Canteen 40th Anniversary Event

On Friday 20 March 2025, Canteen held a very special event to celebrate 40 years of impact. Supporters, donors, corporate partners, philanthropic leaders, board members, volunteers and youth ambassadors gathered at Salesforce Tower Sydney as the sun set over the city, for a night of storytelling, connection, and renewed commitment to young Australians facing cancer.

A heartfelt thank you to everyone who joined us, and to Salesforce for the breathtaking venue. The 360-degree views across Sydney and the harbour provided a phenomenal backdrop.

Where it all began

In 1985, six young cancer patients decided they didn't want to face cancer alone. They didn't wait for a government program or a boardroom decision, they built the support they needed themselves. From that founding act, Canteen has grown into one of the most respected adolescent and young adult (AYA) cancer support organisations in the world.

Forty years, measured in moments

In the past year alone, Canteen delivered nearly 32,000 cancer support services, which is a 28% increase on the prior year, including:

  • More than 6,500 counselling sessions
  • 219 peer support programs
  • Direct support for 2,500 young patients through Youth Cancer Services in hospitals across Australia. 

99 percent of young people supported by Canteen say they would recommend the organisation to others.

As CEO Siona Hardy reflected on the night, behind every number is a human story: the frightened teenager who called at midnight not knowing who else to turn to; the retreat where a young person laughed, really laughed, for the first time since their diagnosis. One clinician shared four words a young person had said to her that she will never forget: 

"Canteen saved my life."

The stories that drive us

Guests heard from Youth Ambassador Imogen, whose life changed when a chest infection she picked up on a family holiday turned out to be something far more serious - a Frantz tumour, a rare cancer of the pancreas. Imogen spoke movingly about the moment of diagnosis and how Canteen connected her with others who truly understood what she was going through, alongside career and education support that helped her find a path forward. The room broke into warm applause when she revealed she is now in her third year of a Bachelor of Social Work at Western Sydney University - inspired by the social workers at Canteen and in hospital who supported her along the way.

CEO Siona Hardy shared further stories from the front line.
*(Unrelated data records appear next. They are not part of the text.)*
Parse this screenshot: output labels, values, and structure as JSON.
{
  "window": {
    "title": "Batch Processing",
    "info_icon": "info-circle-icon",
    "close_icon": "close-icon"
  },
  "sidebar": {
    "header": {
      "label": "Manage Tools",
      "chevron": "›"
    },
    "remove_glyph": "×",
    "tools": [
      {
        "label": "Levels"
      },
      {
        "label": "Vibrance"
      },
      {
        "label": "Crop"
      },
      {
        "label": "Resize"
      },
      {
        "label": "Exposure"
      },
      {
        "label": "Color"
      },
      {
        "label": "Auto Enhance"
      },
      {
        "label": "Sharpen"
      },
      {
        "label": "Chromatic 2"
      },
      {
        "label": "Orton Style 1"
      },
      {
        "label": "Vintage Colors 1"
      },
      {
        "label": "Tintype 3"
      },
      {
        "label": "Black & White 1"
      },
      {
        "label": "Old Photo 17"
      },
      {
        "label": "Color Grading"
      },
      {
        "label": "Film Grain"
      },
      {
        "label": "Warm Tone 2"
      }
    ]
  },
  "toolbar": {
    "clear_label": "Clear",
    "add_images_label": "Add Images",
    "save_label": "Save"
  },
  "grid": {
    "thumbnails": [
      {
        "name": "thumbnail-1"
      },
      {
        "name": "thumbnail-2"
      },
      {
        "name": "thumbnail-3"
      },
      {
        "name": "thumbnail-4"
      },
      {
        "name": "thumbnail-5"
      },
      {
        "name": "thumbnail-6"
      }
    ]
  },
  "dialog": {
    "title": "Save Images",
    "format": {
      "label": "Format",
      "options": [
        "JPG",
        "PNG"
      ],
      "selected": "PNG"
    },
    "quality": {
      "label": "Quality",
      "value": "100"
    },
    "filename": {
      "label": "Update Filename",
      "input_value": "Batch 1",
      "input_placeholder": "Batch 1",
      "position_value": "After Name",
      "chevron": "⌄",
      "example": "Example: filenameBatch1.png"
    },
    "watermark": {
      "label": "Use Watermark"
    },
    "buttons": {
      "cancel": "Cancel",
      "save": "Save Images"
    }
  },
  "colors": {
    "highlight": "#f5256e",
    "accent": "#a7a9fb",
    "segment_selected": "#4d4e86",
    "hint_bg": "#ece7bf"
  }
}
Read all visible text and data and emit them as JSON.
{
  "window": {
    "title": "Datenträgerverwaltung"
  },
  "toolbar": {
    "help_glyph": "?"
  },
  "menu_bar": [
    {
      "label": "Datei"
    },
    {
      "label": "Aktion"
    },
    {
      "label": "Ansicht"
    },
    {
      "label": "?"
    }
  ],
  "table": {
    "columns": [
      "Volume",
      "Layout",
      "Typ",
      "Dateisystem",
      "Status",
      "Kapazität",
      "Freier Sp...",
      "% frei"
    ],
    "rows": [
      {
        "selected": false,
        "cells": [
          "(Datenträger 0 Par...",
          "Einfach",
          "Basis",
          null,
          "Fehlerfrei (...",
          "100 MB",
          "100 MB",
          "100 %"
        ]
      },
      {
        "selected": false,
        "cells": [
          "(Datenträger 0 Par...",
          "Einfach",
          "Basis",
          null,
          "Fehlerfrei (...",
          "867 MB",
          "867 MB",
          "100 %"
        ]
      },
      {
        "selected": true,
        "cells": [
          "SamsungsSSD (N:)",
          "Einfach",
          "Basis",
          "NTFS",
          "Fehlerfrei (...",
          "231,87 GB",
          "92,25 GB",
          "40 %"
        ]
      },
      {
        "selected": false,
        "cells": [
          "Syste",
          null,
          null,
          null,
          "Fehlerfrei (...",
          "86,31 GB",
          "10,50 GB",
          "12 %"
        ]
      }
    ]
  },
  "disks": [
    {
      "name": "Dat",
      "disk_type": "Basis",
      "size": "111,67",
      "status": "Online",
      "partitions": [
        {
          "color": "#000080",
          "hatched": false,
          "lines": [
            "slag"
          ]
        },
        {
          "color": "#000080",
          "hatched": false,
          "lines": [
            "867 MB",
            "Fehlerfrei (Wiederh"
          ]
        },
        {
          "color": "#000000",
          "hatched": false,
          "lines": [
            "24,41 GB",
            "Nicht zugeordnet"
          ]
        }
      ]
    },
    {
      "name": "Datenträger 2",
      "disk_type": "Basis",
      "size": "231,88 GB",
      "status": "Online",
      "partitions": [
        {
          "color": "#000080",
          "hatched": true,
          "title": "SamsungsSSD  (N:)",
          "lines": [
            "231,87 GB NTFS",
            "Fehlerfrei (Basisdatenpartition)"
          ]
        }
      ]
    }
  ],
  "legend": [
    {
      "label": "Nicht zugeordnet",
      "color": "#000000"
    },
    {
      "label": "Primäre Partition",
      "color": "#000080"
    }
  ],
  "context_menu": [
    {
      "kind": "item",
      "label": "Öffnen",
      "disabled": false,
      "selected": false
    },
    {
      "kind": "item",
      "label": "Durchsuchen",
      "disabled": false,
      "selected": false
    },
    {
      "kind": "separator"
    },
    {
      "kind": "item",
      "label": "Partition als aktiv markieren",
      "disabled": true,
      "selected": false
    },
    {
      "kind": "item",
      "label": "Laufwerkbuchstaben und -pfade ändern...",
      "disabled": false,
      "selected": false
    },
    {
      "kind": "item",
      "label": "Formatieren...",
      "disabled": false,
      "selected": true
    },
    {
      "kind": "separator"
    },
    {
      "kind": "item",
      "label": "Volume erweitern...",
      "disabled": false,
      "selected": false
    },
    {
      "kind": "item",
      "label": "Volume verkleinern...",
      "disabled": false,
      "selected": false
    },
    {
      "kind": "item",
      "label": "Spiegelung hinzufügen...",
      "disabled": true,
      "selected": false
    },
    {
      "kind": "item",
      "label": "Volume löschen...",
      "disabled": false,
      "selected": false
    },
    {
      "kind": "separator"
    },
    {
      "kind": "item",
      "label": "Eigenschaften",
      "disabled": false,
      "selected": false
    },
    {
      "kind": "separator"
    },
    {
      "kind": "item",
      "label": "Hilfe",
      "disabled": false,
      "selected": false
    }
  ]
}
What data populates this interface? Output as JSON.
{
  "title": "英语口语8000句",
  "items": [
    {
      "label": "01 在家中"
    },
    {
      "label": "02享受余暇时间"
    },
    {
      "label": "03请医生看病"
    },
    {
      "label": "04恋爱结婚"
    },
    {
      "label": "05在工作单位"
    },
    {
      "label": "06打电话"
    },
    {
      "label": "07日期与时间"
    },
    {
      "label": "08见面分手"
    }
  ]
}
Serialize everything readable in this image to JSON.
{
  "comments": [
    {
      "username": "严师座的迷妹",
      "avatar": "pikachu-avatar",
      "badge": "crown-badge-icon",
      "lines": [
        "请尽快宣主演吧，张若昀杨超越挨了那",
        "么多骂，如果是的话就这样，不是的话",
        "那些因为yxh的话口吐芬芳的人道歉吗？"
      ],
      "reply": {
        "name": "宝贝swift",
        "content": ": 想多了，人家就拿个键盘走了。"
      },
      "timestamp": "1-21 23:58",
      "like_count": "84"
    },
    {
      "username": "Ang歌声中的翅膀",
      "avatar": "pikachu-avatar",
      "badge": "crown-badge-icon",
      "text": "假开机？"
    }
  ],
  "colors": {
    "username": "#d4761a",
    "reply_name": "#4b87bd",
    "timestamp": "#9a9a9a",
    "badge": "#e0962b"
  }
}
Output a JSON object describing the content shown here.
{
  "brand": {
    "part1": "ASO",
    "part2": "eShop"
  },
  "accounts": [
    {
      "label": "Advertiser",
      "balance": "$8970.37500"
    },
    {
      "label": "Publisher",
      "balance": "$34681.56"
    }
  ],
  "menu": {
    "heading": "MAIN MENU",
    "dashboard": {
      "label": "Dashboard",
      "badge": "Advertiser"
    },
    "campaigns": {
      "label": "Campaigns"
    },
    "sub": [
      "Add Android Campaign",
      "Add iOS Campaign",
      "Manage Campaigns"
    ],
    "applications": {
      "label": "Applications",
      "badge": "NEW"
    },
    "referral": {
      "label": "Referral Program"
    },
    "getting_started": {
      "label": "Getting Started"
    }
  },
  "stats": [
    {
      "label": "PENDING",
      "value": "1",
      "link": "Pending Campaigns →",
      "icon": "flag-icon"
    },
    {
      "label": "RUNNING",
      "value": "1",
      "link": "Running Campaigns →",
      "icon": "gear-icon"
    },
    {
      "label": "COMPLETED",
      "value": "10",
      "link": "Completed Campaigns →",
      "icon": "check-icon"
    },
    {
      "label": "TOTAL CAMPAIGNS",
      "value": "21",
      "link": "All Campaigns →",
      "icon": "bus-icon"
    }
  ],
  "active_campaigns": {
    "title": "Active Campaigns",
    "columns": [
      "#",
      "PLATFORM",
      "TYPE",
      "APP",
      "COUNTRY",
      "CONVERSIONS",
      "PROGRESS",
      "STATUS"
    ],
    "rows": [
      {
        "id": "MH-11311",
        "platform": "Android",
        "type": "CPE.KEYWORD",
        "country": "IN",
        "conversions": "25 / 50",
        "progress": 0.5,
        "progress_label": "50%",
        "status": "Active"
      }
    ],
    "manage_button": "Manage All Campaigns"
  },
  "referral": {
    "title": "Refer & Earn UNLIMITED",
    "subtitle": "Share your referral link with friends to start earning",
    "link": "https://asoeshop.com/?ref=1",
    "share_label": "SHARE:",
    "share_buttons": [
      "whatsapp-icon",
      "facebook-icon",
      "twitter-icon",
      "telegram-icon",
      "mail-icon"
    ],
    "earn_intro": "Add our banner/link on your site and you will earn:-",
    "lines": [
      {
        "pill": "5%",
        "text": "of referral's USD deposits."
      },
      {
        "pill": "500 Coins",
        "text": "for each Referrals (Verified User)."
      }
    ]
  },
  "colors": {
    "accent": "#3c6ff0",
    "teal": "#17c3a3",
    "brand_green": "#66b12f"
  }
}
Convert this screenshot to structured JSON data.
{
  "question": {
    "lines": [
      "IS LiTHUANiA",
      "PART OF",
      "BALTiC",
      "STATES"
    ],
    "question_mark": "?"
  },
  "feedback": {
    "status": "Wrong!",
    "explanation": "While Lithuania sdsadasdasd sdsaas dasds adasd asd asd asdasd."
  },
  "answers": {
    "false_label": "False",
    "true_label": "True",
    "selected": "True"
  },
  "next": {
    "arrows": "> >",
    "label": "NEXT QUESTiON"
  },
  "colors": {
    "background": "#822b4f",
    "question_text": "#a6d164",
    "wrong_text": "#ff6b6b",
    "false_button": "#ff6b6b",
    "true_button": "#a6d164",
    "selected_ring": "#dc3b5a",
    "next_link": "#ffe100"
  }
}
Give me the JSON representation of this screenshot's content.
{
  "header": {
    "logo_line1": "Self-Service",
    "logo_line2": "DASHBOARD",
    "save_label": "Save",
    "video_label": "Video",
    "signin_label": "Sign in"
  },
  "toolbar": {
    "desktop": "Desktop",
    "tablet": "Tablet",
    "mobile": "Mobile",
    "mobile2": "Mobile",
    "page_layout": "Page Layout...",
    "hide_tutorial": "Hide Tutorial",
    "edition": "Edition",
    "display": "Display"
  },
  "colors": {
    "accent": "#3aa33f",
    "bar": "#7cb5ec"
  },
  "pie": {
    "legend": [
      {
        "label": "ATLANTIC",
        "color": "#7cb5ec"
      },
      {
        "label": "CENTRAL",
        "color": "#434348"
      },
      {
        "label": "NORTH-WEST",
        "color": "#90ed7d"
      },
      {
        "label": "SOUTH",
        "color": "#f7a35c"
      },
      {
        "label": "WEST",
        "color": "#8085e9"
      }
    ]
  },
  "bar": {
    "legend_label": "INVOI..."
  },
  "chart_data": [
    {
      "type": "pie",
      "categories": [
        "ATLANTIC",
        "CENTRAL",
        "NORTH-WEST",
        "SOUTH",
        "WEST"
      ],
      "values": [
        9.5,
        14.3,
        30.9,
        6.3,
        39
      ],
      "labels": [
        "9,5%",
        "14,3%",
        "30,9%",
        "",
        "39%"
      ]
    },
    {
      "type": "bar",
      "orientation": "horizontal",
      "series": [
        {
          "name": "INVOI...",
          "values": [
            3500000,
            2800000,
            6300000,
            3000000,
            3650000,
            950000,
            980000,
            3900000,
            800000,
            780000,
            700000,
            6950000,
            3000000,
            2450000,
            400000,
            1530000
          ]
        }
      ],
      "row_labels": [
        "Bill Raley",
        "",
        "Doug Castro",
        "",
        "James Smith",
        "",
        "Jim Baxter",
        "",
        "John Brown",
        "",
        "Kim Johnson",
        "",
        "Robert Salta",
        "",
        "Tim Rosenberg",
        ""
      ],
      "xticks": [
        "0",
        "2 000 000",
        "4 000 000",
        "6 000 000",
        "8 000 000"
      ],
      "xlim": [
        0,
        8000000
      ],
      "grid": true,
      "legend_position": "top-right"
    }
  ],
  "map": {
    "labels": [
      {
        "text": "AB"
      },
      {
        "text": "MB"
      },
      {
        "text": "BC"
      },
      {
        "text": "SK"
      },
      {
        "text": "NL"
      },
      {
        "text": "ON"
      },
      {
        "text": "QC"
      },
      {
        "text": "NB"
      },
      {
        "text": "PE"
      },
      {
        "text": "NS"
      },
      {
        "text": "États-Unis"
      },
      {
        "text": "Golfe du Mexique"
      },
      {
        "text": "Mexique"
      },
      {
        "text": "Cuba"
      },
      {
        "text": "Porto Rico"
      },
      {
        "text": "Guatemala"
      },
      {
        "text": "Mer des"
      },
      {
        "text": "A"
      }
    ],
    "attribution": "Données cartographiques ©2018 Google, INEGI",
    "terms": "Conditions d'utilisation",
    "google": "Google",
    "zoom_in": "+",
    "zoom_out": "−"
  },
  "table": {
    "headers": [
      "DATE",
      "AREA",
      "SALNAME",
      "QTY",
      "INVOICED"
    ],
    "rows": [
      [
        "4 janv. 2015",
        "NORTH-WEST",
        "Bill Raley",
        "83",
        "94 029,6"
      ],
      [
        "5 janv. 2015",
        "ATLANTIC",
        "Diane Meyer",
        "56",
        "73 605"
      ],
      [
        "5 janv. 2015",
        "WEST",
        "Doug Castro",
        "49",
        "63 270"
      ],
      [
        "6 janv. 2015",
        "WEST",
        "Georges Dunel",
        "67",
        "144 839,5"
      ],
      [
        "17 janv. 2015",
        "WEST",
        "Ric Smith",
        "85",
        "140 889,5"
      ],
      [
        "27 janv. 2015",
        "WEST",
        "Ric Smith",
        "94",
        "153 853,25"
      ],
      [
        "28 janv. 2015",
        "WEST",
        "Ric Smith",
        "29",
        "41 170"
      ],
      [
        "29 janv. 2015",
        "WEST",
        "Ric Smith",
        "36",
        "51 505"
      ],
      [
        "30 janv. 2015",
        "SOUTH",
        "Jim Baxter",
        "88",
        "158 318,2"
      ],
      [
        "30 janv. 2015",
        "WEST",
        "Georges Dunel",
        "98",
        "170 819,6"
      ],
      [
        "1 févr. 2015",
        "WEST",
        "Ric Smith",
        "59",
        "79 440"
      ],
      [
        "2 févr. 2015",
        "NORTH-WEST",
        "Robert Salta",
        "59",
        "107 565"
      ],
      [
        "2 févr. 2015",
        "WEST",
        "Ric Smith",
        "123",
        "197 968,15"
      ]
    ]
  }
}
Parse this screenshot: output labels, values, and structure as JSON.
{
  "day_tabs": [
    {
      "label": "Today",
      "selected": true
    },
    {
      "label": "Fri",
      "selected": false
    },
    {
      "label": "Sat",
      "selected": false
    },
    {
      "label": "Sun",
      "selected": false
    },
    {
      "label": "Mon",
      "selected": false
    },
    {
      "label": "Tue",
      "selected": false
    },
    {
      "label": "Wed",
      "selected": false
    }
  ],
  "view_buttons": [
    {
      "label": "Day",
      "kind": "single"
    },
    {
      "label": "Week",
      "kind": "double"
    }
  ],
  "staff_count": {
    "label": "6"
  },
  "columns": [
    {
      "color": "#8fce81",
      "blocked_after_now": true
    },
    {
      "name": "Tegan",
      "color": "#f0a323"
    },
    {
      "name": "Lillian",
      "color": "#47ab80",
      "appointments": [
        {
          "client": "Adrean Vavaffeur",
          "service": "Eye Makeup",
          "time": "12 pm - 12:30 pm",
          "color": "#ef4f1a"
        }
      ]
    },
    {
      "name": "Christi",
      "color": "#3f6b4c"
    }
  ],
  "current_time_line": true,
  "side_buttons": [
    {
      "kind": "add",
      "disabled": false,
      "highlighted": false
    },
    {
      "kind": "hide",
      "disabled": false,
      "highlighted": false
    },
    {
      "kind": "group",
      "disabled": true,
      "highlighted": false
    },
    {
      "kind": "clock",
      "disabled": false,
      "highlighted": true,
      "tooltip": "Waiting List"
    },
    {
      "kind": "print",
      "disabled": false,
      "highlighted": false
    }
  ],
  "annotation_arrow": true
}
Saskia was diagnosed at 17 with a rare oral cancer, underwent surgery that left her having to relearn how to speak, and is now studying nursing. 

"I've learned I don't have to just survive. I can thrive."

Holly lost six friends to cancer during her own treatment and speaks with quiet clarity about what needs to change: cancer survival, she says, must shift "from a privilege to an expectation." And Dawson, who held a rugby scholarship when his testicular cancer diagnosis arrived, describes the layered trauma of losing not just his health, but his sense of who he was.

Why youth cancer demands urgent attention

Youth cancer is not childhood cancer arriving late, nor adult cancer arriving early. It is its own category, biologically and psychologically distinct, and until recently, largely invisible in Australia's national health conversation. Youth cancers have increased 50% since the 1980s. Bowel cancer in young Australians has risen 370%, giving Australia the highest rate of young-onset bowel cancer in the world. Sarcoma survival rates have not improved in over 40 years. Young people frequently fall through a gap in the health system being too old for paediatric care and too young for adult oncology, and each diagnosis carries an estimated $1.3 million in lifetime health, social and productivity costs.

For many in the room, these statistics landed with fresh force as stark and sobering introduction to the scale of a crisis they hadn't fully seen before. For others, longtime supporters of Canteen, they were a powerful reminder of exactly why they keep showing up. In both cases, the response was the same: a room full of people more determined more than ever to be part of the solution.

Looking ahead

Canteen's 2025–2029 strategy commits to more than one million meaningful touchpoints with young people impacted by cancer, reaching 25% of those newly diagnosed each year, and raising $220 million over four years to expand services and drive lasting system-level change.

To everyone who was in the room on that very special Friday night, thank you. You are the reason Canteen can say to every young person facing cancer in Australia: you are not alone.